Embora a relevância de uma lei que objetiva regularizar a situação jurídica dos proprietários de terras seja patente, no caso brasileiro seu significado assume ainda maior importância. Isso porque, em inúmeras análises sociológicas, aos proprietários de terras é atribuído um papel destacado na organização social e política do Estado imperial republicano."

Dessa fase, convém apenas ressaltar que a Lei das Terras, já citada (Dec. 601 de 18 de setembro de 1850), e seu Regulamento nº 1.218 de 30 de janeiro de 1.854, além de regulamentar as posses já existentes, até aquela data, conferindo aos posseiros o domínio, tinha também o escopo de tornar públicos os atos que tinham por objeto a declaração de transferência de terras, passando a ser de responsabilidade do Vigário da Igreja Católica, seu reconhecimento.

Entretanto, tal reconhecimento, tinha apenas o aspecto de tornar público o ato.
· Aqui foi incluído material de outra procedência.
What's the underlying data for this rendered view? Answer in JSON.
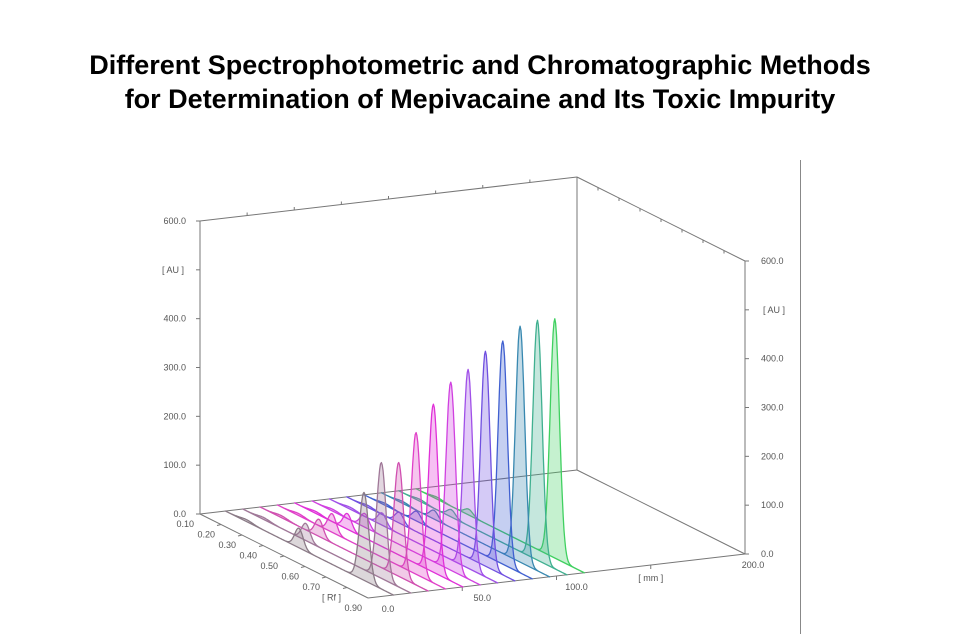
{
  "title_line1": "Different Spectrophotometric and Chromatographic Methods",
  "title_line2": "for Determination of Mepivacaine and Its Toxic Impurity",
  "chart_data": {
    "type": "line",
    "subtype": "3d-densitogram",
    "z_axis": {
      "label": "[ AU ]",
      "range": [
        0,
        600
      ],
      "ticks": [
        "0.0",
        "100.0",
        "200.0",
        "300.0",
        "400.0",
        "600.0"
      ]
    },
    "rf_axis": {
      "label": "[ Rf ]",
      "range": [
        0.1,
        0.9
      ],
      "ticks": [
        "0.10",
        "0.20",
        "0.30",
        "0.40",
        "0.50",
        "0.60",
        "0.70",
        "0.90"
      ]
    },
    "mm_axis": {
      "label": "[ mm ]",
      "range": [
        0,
        200
      ],
      "ticks": [
        "0.0",
        "50.0",
        "100.0",
        "200.0"
      ]
    },
    "tracks": [
      {
        "mm": 13.5,
        "main_rf": 0.76,
        "main_au": 180,
        "impurity_rf": 0.45,
        "impurity_au": 40,
        "color": "#8a7a86"
      },
      {
        "mm": 22.7,
        "main_rf": 0.76,
        "main_au": 237,
        "impurity_rf": 0.4,
        "impurity_au": 35,
        "color": "#a07898"
      },
      {
        "mm": 31.9,
        "main_rf": 0.76,
        "main_au": 233,
        "impurity_rf": 0.38,
        "impurity_au": 35,
        "color": "#d050b0"
      },
      {
        "mm": 41.1,
        "main_rf": 0.76,
        "main_au": 290,
        "impurity_rf": 0.36,
        "impurity_au": 38,
        "color": "#e040c8"
      },
      {
        "mm": 50.3,
        "main_rf": 0.76,
        "main_au": 344,
        "impurity_rf": 0.35,
        "impurity_au": 32,
        "color": "#e030d8"
      },
      {
        "mm": 59.5,
        "main_rf": 0.76,
        "main_au": 385,
        "impurity_rf": 0.35,
        "impurity_au": 28,
        "color": "#d040e0"
      },
      {
        "mm": 68.7,
        "main_rf": 0.76,
        "main_au": 407,
        "impurity_rf": 0.35,
        "impurity_au": 25,
        "color": "#a050e8"
      },
      {
        "mm": 77.9,
        "main_rf": 0.76,
        "main_au": 440,
        "impurity_rf": 0.35,
        "impurity_au": 22,
        "color": "#7050e0"
      },
      {
        "mm": 87.1,
        "main_rf": 0.76,
        "main_au": 457,
        "impurity_rf": 0.35,
        "impurity_au": 20,
        "color": "#4060d0"
      },
      {
        "mm": 96.3,
        "main_rf": 0.76,
        "main_au": 483,
        "impurity_rf": 0.35,
        "impurity_au": 18,
        "color": "#3888b0"
      },
      {
        "mm": 105.5,
        "main_rf": 0.76,
        "main_au": 491,
        "impurity_rf": 0.35,
        "impurity_au": 15,
        "color": "#40b090"
      },
      {
        "mm": 114.7,
        "main_rf": 0.76,
        "main_au": 490,
        "impurity_rf": 0.35,
        "impurity_au": 12,
        "color": "#40d060"
      }
    ]
  }
}
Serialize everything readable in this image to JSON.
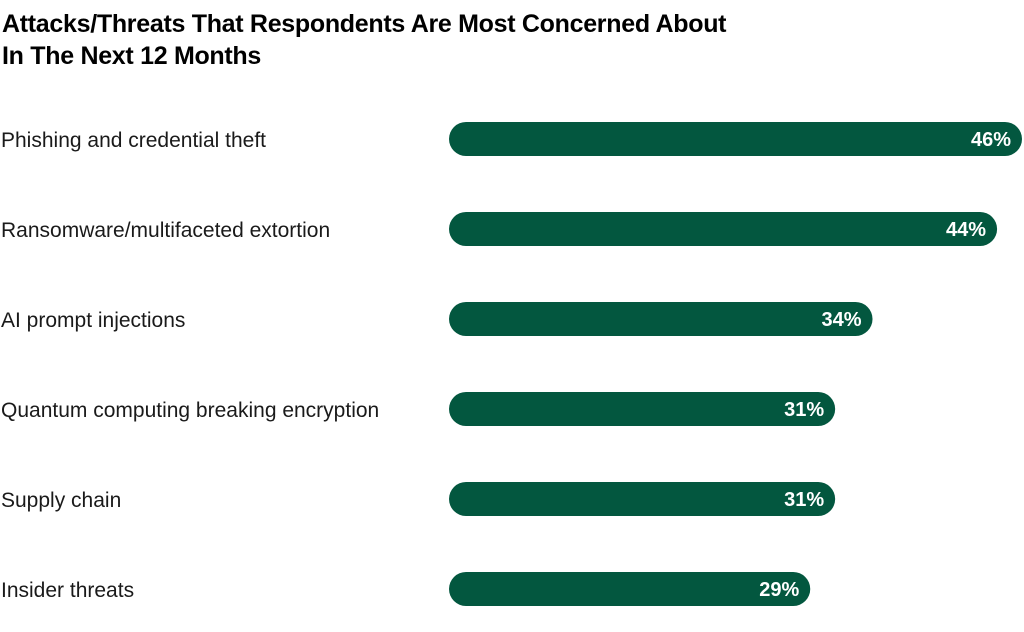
{
  "chart_data": {
    "type": "bar",
    "orientation": "horizontal",
    "title": "Attacks/Threats That Respondents Are Most Concerned About In The Next 12 Months",
    "title_lines": [
      "Attacks/Threats That Respondents Are Most Concerned About",
      "In The Next 12 Months"
    ],
    "categories": [
      "Phishing and credential theft",
      "Ransomware/multifaceted extortion",
      "AI prompt injections",
      "Quantum computing breaking encryption",
      "Supply chain",
      "Insider threats"
    ],
    "values": [
      46,
      44,
      34,
      31,
      31,
      29
    ],
    "value_labels": [
      "46%",
      "44%",
      "34%",
      "31%",
      "31%",
      "29%"
    ],
    "unit": "%",
    "xlabel": "",
    "ylabel": "",
    "xlim": [
      0,
      46
    ],
    "grid": false,
    "legend": "none",
    "bar_color": "#03573f"
  }
}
Por isso, tem-se, por também conhecida, tal lei como, "Registro do Vigário".

Neste interim, é preciso salientar que apesar da importância de tal registro, este não tinha por efeito a transmissão da propriedade, da forma como hoje conhecemos, por serem ser a natureza de sua inscrição meramente declaratória, para diferenciar o domínio exercido pelo particular do domínio público.

A meta jurídica do legislador era estabelecer o que era bem particular, para por método de exclusão ter-se devolutos, ou seja, do Estado, todos os bens que não fossem de propriedade de particulares.

As legislações posteriores, vieram a regrar o sistema de propriedade no Brasil, sendo de tratativa diferenciada da lei que, primeiramente normatizou o tema, e que tem no estabelecimento do direito de propriedade do particular, seu aspecto principal, e porque não dizê-lo, natural.

















BIBLIOGRAFIA



1. COULANGES, Fustel de, A Cidade Antiga, Hemus

2. HUBERMAN, Leo, História da Riqueza do Homem, 21ª ed., revista, 1986, ed. Guanabara.

3. FORSTER, Germano Rezende, Programa de Direito Agrário

4. PAIVA, João Pedro Lamana, Panorama Histórico do Registro de Imóveis no Brasil, Contribuição ao XXIV Encontro dos Oficiais de Registro de Imóveis do Brasil, 1997.

5. LÉVY, Jean-Philippe, História da Propriedade, Editorial Estampa - Lisboa, 1973.

6. LEAL, Rogério Gesta, A Função Social da Propriedade e da Cidade no Brasil, aspectos jurídicos e políticos, 1998, Editora da Universidade de Santa Cruz do Sul.

7. SILVA, Lígia Osório, Terras Devolutas e Latifúndios - Efeitos da Lei de 1850, 1996, Editora da Unicamp.